Интеллектуальная и эстетическая трансгрессия, по Фуко, непосредственно воплощает миф о смерти Бога и в то же время максимально приближена к переживанию сексуальности. Трансгрессия интеллектуальным путем выводит за пределы рационального, открывая дверь в пространство бессознательного — индивидуального или коллективного. Именно бессознательное оказывается самым точным эквивалентом трансцендентного в концептуализме (и не только): вот почему концептуалистская деконструкция неизменно оборачивается обнажением бессознательных архетипов и стереотипов. Виктор Тупицын описывает концептуализм в категориях «коммунального бессознательного»[475] — однако, думается, по отношению ко многим концептуалистам, Кабакову или Булатову, Яну Сатуновскому или Вс. Некрасову, Пригову или Рубинштейну, Сорокину или Пепперштейну, правомернее было бы говорить о бессознательном русской и советской культурных традиций в их «высоком» (духовном, мистическом) и «низком» (вульгарно-обсценном, телесном) воплощениях.
В любом случае, однако, ритуалы, разыгрываемые в концептуалистских произведениях, непременно строятся как взрывная апория, обусловленная прежде всего конфликтом между означающим и означаемым. В сущности, каждый из концептуалистских ритуалов строится на мерцающем и неразрешимом конфликте сакрального и профанного. Серьезность ритуальных жестов, интонаций, ролей, риторических и символических цитат и т. п. неизменно вступает в противоречие с предполагаемым или непосредственно передаваемым отсутствием или же ничтожностью смысла всего происходящего или демонстрируемого — иными словами, с пустотой. Ведь именно «это соприкосновение, близость, касание, вообще — контакт с ничем, с Пустотой и составляет… основную особенность „русского концептуализма“»[476].
Однако взрывная апория может создаваться и иными средствами, среди которых важнейшую роль играют разворачивание противоположных друг другу ритуалов на разных уровнях текста или же параллельное осуществление разнородных и действующих «вразнобой» ритуалов внутри одного и того же текста.
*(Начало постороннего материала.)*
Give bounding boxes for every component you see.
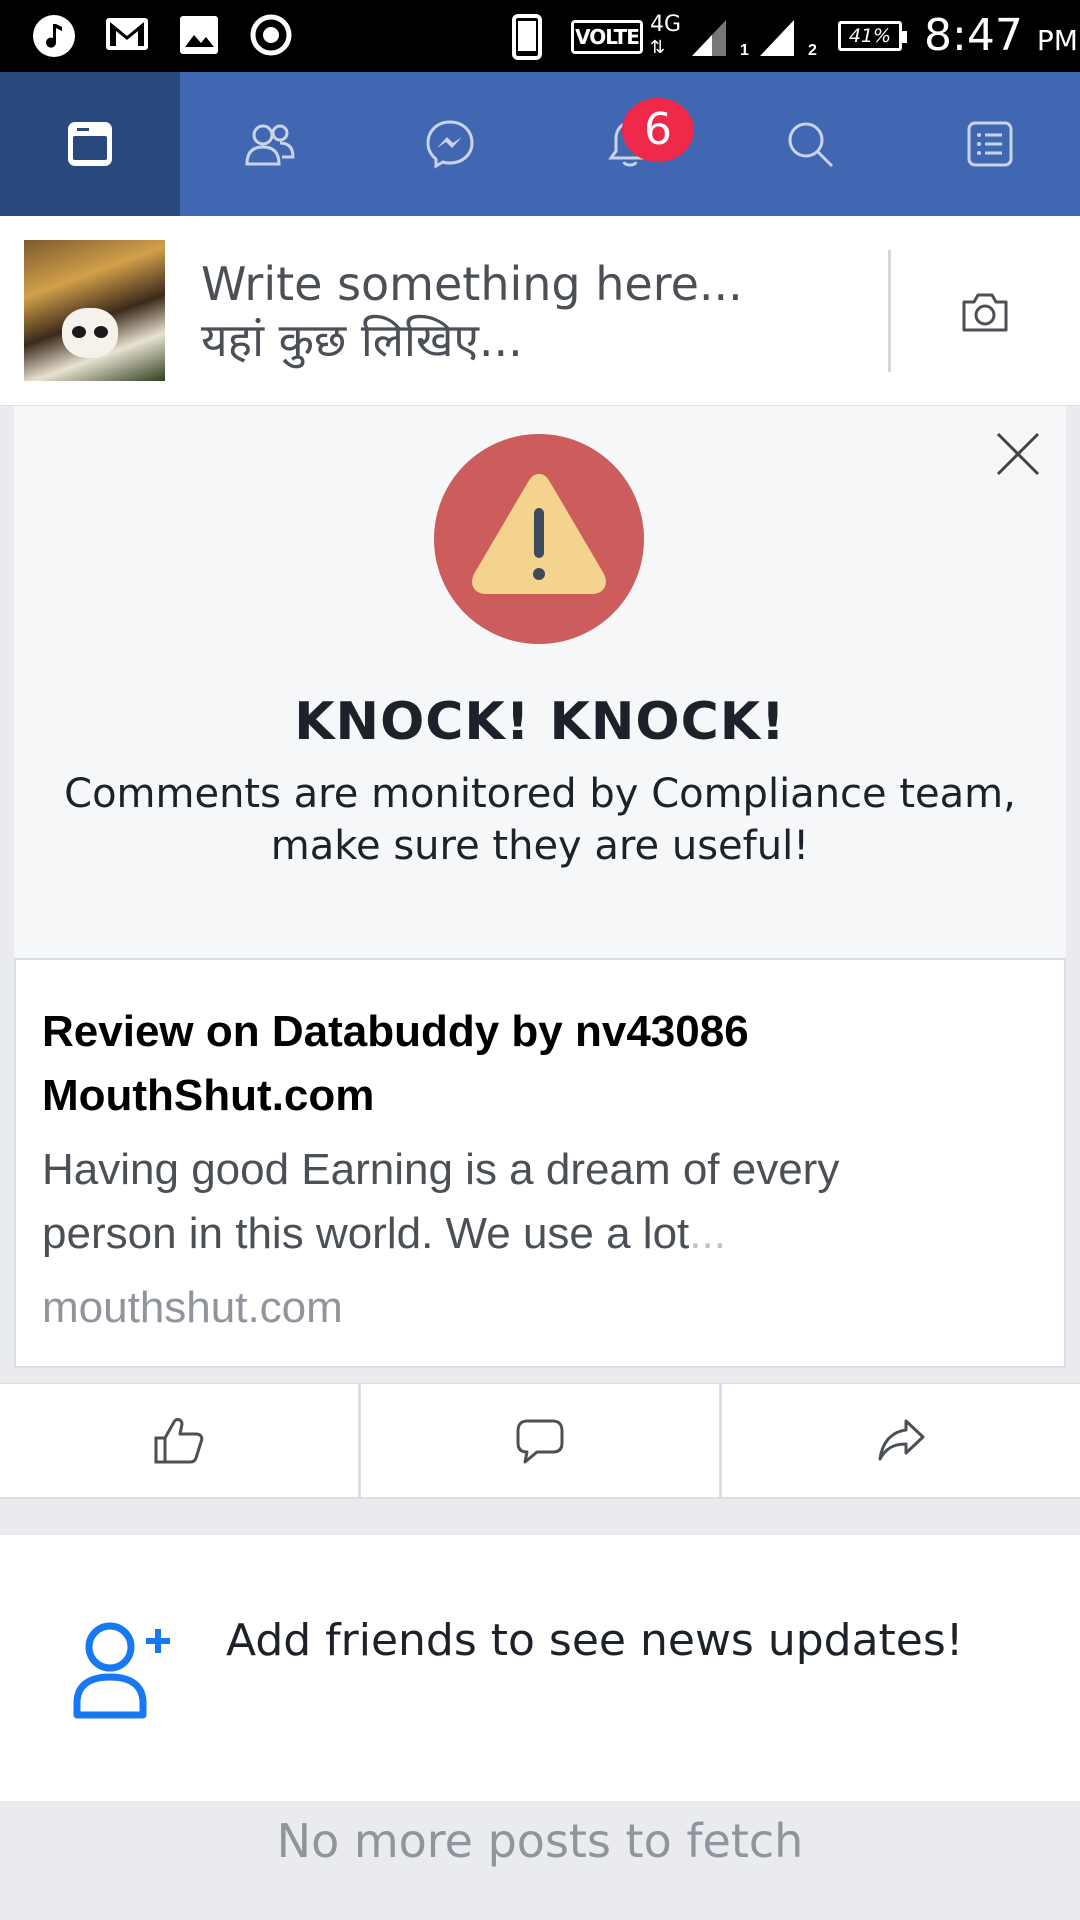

В качестве примеров можно назвать:
• явное сходство акций «Коллективных действий» с ритуалами — эзотерико-магическими (сидение двух «испытуемых» в темной коробке с продырявливаемой крышей — чуть ли не масонское посвящение, — или медленный выход из леса на поле двух людей, за которыми пристально следит толпа народа), туристическими (установка в лесу лозунга, содержащего цитату из стихов Монастырского) и др.;
• ритуальность ежедневного написания нескольких стихотворений в проекте Д. А. Пригова[477] — в сочетании с ритуалами «авторской» власти, присущей определенному литературному дискурсу и по-актерски разыгрываемой Приговым в каждом тексте;
• ритуальную организацию языка рассказов и ранних романов Сорокина — необходимо предполагающую резкий переход от «цитатной» гладкописи к изображению зверств, бессмыслице или абсурду; ритуализм формы актуализируется в сочетании с ритуальными действиями героев рассказов (будь то «первый субботник», открытие охотничьего сезона, шаманское вызывание потерявшихся геологов, совокупление с трупом, поедание и последующее воскрешение съеденной девушки Насти и т. п.);
• в визуальном концептуализме — столкновение символически насыщенных образов-«сакрализаторов» (термин Виктора Пивоварова), принадлежащих различным культурным «вселенным», например. Сталин и музы (или большевики и маленький динозавр) у В. Комара и А. Меламида, соцреалистический Ленин и авангардистский человек Джакометти у Л. Сокова, Ленин и «Кока-Кола» (Малевич и сигареты «Мальборо», Христос и «Макдоналдс») у А. Косолапова — столкновение, вызывающее моментальное «узнавание» внутреннего, дискурсивного, единства этих противоположностей. Аналогичным образом в романе С. Ануфриева и П. Пепперштейна «Мифогенная любовь каст» ритуально-мифологический мир тоталитаризма и войны (насилия) конструируется с помощью образов популярной в позднесоветскую эпоху литературы для детей (от Колобка до Карлсона).